Estimated Cost to Advertisers: $0.401
Pivot to video
Being a millenial, it’s my moral duty to avoid cable at all costs and replace it with a series of equally janky video services. Over the course of that Tuesday, my video regimen consisted of YouTube, Twitch, and the lower-tier ad-supported Hulu membership I borrow from a friend.
For pre-roll ads on the former two, Jillian and Ryan again went with a $30 CPM—although YouTube also uses small, semi-opaque banner overlays inside the video player ($1.50) and standard right-rail banners above suggested “up next” videos ($5).
Hulu is fairly secretive about their ad rates, but a report from Digiday published last November cites CPMs “in the mid-$30 to $40 range.” Conservatively, we’ll call that $35, and given how aggressively the service inserts ads, binging a few episodes of reality knife-making show Forged in Fire was worth over a dollar.
Estimated Cost to Advertisers: $1.2825
Of course, there were a few things I couldn’t even venture a guess on. The cost of the vinyl banners around Union Square for a music showcase series (also sponsored by Citigroup) remain a mystery, as do things like subway escalator wraps and the posters glued to the sides of New York’s dwindling public payphones. And I got to $2.69 using conservative estimates. Even if we assumed that the true cost is closer to double that due to lapses in cataloging and pricing these ads, it would still barely buy you a coffee and a bagel.
More than anything else, trudging through the numbers on these various campaigns got me thinking about information pollution, and the sheer amount of space in our day that’s monetized. Introducing limits sounds pleasant enough—who wouldn’t want fewer ads?—but that might also tip the balance even further in favor of huge brands with budgets to burn on the ad spaces that would become costlier through artificial scarcity. Maybe aggressive ad density could be taxed like cigarettes, air pollution, or anything else with negative externalities. I’m not the first or last person to see the reliance on advertising—especially online—as flawed, and we should all be deeply concerned by the way it incentivizes the sort of mass data collection Facebook and Google do.

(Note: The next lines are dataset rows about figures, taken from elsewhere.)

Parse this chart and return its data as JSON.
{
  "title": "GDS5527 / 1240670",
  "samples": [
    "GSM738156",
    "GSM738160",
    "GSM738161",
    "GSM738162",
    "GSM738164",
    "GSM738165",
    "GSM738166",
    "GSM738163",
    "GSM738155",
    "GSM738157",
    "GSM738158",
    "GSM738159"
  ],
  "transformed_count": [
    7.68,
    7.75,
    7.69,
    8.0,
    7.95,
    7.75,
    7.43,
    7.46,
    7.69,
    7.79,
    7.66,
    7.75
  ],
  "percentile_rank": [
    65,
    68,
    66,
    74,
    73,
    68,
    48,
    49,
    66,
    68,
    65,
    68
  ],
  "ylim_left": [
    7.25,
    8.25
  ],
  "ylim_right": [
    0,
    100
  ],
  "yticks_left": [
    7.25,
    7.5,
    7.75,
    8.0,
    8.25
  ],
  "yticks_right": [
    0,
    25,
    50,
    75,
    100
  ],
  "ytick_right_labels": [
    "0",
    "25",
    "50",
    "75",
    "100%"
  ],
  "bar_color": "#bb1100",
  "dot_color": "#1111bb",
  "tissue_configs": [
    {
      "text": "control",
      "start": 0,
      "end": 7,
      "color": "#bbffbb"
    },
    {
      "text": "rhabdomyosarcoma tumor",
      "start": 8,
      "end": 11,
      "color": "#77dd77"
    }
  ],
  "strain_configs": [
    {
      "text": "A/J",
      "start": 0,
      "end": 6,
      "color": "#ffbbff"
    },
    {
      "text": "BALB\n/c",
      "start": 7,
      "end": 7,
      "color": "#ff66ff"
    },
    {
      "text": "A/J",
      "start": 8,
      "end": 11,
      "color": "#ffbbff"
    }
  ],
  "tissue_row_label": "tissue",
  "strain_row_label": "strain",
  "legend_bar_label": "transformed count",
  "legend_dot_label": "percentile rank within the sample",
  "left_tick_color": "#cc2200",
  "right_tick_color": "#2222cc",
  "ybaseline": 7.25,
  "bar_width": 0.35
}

The low total I reached seemed, at first, to be an argument in favor of paywalling the world. Would I spend $3 a day to never see an ad for the rest of my natural life? In a heartbeat. But this total really only represents half the story. $2.69 is what it costs brands to buy that real estate and have it reach one living, breathing, spending human, not the value of the advertising to those brands—and to know that number would require proprietary data on each campaign as well as their specific goals. I would imagine the value figure is considerably higher. And in any case, paywalls on every major site would a) be a consumer nightmare and b) is an inherently classist approach that would likely harm those who already have the least access to libraries, good public schools, and other traditional sources of information. Advertising isn’t my area of expertise, nor is economics, and for the time being I can’t offer a picture of a better path forward.
As a small, semi-scientific experiment, however, I did go into this assuming my eyes and ears would be more expensive. It’s left me feeling a little short-changed, and given that I write online for a living, somewhat guilty that my paycheck is at least partly contingent on the irritation and inconvenience websites inflict on people just trying to find out what the hell is going on in the world. If some measure of self-worth is what you’re after, I don’t recommend looking into advertising as the avenue to find it.